Kevin Chenais, 22, who weighs 230 kilos (500 pounds), arrived at London's Heathrow airport with his parents after Virgin Atlantic agreed to fly him back from New York.
He had been in the US since May 2012 for treatment for a hormone imbalance and had been set to return home on British Airways last month, but the airline refused to accept him as a passenger, saying he was too heavy.
The family subsequently tried to sail across the Atlantic on the Queen Mary 2, but the cruise ship's owners also refused to have him on board.
After arriving at Heathrow, a visibly exhausted Chenais described the ordeal to return home as "terrible, terrible, terrible".
"The flight was really hard," he told AFP as he sat on his mobility scooter at the airport.
"I didn't stop crying for the whole flight."
Chenais, who was wearing a t-shirt emblazoned with the Stars and Stripes, praised Virgin for flying him out from New York's JFK airport and paying for the economy-class flights for him and his parents.
"That was very kind of them," he said, "but I was very uncomfortable -- I have a lot of problems with the skin on my thighs and the seat was small."
Chenais and his parents were met at Heathrow by French consular staff who arranged for them to try for a Paris-bound Eurostar train later Tuesday.

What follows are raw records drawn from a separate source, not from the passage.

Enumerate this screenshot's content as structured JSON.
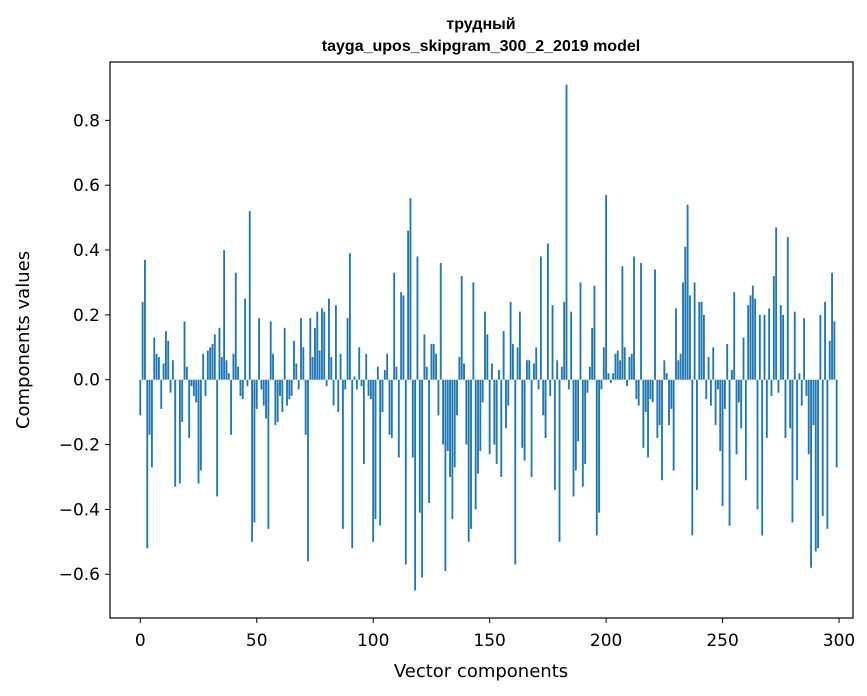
{
  "chart_data": {
    "type": "bar",
    "title_line1": "трудный",
    "title_line2": "tayga_upos_skipgram_300_2_2019 model",
    "xlabel": "Vector components",
    "ylabel": "Components values",
    "xlim": [
      -13,
      306
    ],
    "ylim": [
      -0.735,
      0.98
    ],
    "xticks": [
      0,
      50,
      100,
      150,
      200,
      250,
      300
    ],
    "xtick_labels": [
      "0",
      "50",
      "100",
      "150",
      "200",
      "250",
      "300"
    ],
    "yticks": [
      -0.6,
      -0.4,
      -0.2,
      0.0,
      0.2,
      0.4,
      0.6,
      0.8
    ],
    "ytick_labels": [
      "−0.6",
      "−0.4",
      "−0.2",
      "0.0",
      "0.2",
      "0.4",
      "0.6",
      "0.8"
    ],
    "bar_color": "#1f77b4",
    "grid": false,
    "values": [
      -0.11,
      0.24,
      0.37,
      -0.52,
      -0.17,
      -0.27,
      0.13,
      0.08,
      0.07,
      -0.09,
      0.05,
      0.15,
      0.12,
      -0.04,
      0.06,
      -0.33,
      0.0,
      -0.32,
      -0.13,
      0.18,
      0.04,
      -0.18,
      -0.02,
      -0.05,
      -0.07,
      -0.32,
      -0.28,
      0.08,
      -0.05,
      0.09,
      0.1,
      0.11,
      0.14,
      -0.36,
      0.16,
      0.07,
      0.4,
      0.06,
      0.02,
      -0.17,
      0.08,
      0.33,
      0.04,
      -0.05,
      -0.06,
      0.25,
      -0.02,
      0.52,
      -0.5,
      -0.44,
      -0.09,
      0.19,
      -0.03,
      -0.08,
      -0.12,
      -0.46,
      0.18,
      0.08,
      -0.14,
      -0.13,
      -0.05,
      -0.1,
      0.16,
      -0.08,
      -0.06,
      -0.05,
      0.12,
      0.05,
      -0.03,
      0.19,
      0.1,
      -0.17,
      -0.56,
      0.19,
      0.07,
      0.16,
      0.21,
      0.09,
      0.22,
      0.21,
      -0.02,
      0.25,
      0.07,
      -0.08,
      0.23,
      -0.1,
      0.08,
      -0.46,
      -0.03,
      0.19,
      0.39,
      -0.52,
      0.01,
      -0.03,
      0.1,
      -0.02,
      -0.26,
      0.08,
      -0.05,
      -0.06,
      -0.5,
      -0.43,
      0.04,
      -0.45,
      -0.1,
      0.03,
      0.08,
      -0.17,
      -0.18,
      0.33,
      0.04,
      -0.24,
      0.27,
      0.26,
      -0.57,
      0.46,
      0.56,
      -0.24,
      -0.65,
      0.38,
      -0.41,
      -0.61,
      0.14,
      0.04,
      -0.38,
      0.11,
      0.11,
      0.08,
      -0.11,
      0.36,
      -0.2,
      -0.59,
      -0.22,
      -0.3,
      -0.43,
      -0.27,
      -0.11,
      0.07,
      0.32,
      0.05,
      -0.2,
      -0.5,
      -0.46,
      0.3,
      -0.4,
      -0.29,
      -0.22,
      -0.07,
      0.21,
      0.14,
      -0.23,
      0.05,
      -0.2,
      -0.26,
      0.03,
      -0.3,
      0.15,
      -0.15,
      -0.08,
      0.24,
      0.11,
      -0.57,
      0.1,
      0.21,
      -0.21,
      -0.25,
      0.06,
      0.06,
      -0.3,
      0.05,
      0.1,
      -0.03,
      0.38,
      -0.11,
      -0.18,
      0.42,
      -0.05,
      0.23,
      -0.34,
      0.06,
      -0.5,
      0.04,
      0.24,
      0.91,
      -0.03,
      0.21,
      -0.36,
      -0.28,
      -0.19,
      0.3,
      -0.33,
      -0.26,
      -0.04,
      0.04,
      0.16,
      0.29,
      -0.48,
      -0.41,
      -0.03,
      0.1,
      0.57,
      0.02,
      -0.01,
      0.02,
      0.08,
      0.09,
      0.06,
      0.35,
      0.1,
      -0.02,
      0.07,
      0.08,
      0.38,
      -0.06,
      -0.08,
      0.36,
      -0.21,
      -0.1,
      -0.24,
      -0.06,
      -0.07,
      0.34,
      -0.18,
      -0.14,
      -0.31,
      0.06,
      0.02,
      -0.14,
      -0.09,
      -0.28,
      0.22,
      0.06,
      0.08,
      0.3,
      0.41,
      0.54,
      0.26,
      -0.48,
      0.3,
      -0.34,
      0.24,
      0.24,
      0.2,
      -0.06,
      0.07,
      -0.08,
      0.1,
      -0.14,
      -0.03,
      -0.22,
      -0.39,
      -0.09,
      0.11,
      -0.45,
      0.03,
      0.27,
      -0.23,
      -0.07,
      -0.15,
      0.13,
      -0.31,
      0.23,
      0.26,
      0.29,
      0.25,
      -0.4,
      0.2,
      -0.48,
      0.2,
      -0.18,
      0.22,
      -0.05,
      0.32,
      0.47,
      -0.04,
      0.23,
      0.2,
      -0.18,
      0.44,
      -0.15,
      -0.44,
      0.21,
      -0.31,
      0.02,
      -0.08,
      0.19,
      -0.05,
      -0.23,
      -0.58,
      -0.14,
      -0.53,
      -0.52,
      0.2,
      -0.42,
      0.24,
      -0.46,
      0.12,
      0.33,
      0.18,
      -0.27
    ]
  }
}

But Eurostar then said that he had been refused travel because of its regulations for evacuation procedures.
"His weight meant that we would not be able to take care of this person or be able to carry him to evacuate him," a Eurostar spokeswoman told AFP.
She said Eurostar did not have any specific weight limit, but each train has two places for disabled or limited mobility people and the train's staff had to be capable of getting each of those people out in case of emergency.
Chenais was staying at a hotel near the Eurostar terminal at London's St Pancras station while the firm looked for other options including cross-channel ferries and taxis, the spokeswoman said.
The family's eventual destination is their home town of Ferney-Voltaire near the Swiss border.
Chenais, who requires frequent oxygen and regular care, had earlier expressed his anger at British Airways and the Queen Mary 2's owners Carnival for refusing to take him home.
"We were all set to take the boat, then they turned us back without even seeing me, without even trying," he said.
"So I'm really angry -- doubly angry because British Airways refused to take me."
Kevin's father Rene, 62, said his son had been left feeling "empty" when British Airways refused to let him fly.
The same airline had flown him to the United States in the first place, he pointed out.
"They took him out there, but they wouldn't take him back," he said.
"This is a case of discrimination."
The journey was tiring for Kevin and the plane was not specially adapted for his needs, his father added.
"Kevin has always been kind of alone in life," he told AFP.
British Airways said it would always try to accept a passenger to fly "if it's possible and safe to do so".
"Unfortunately it was not possible to safely accommodate the customer and the family was offered a full refund," the airline said in a statement.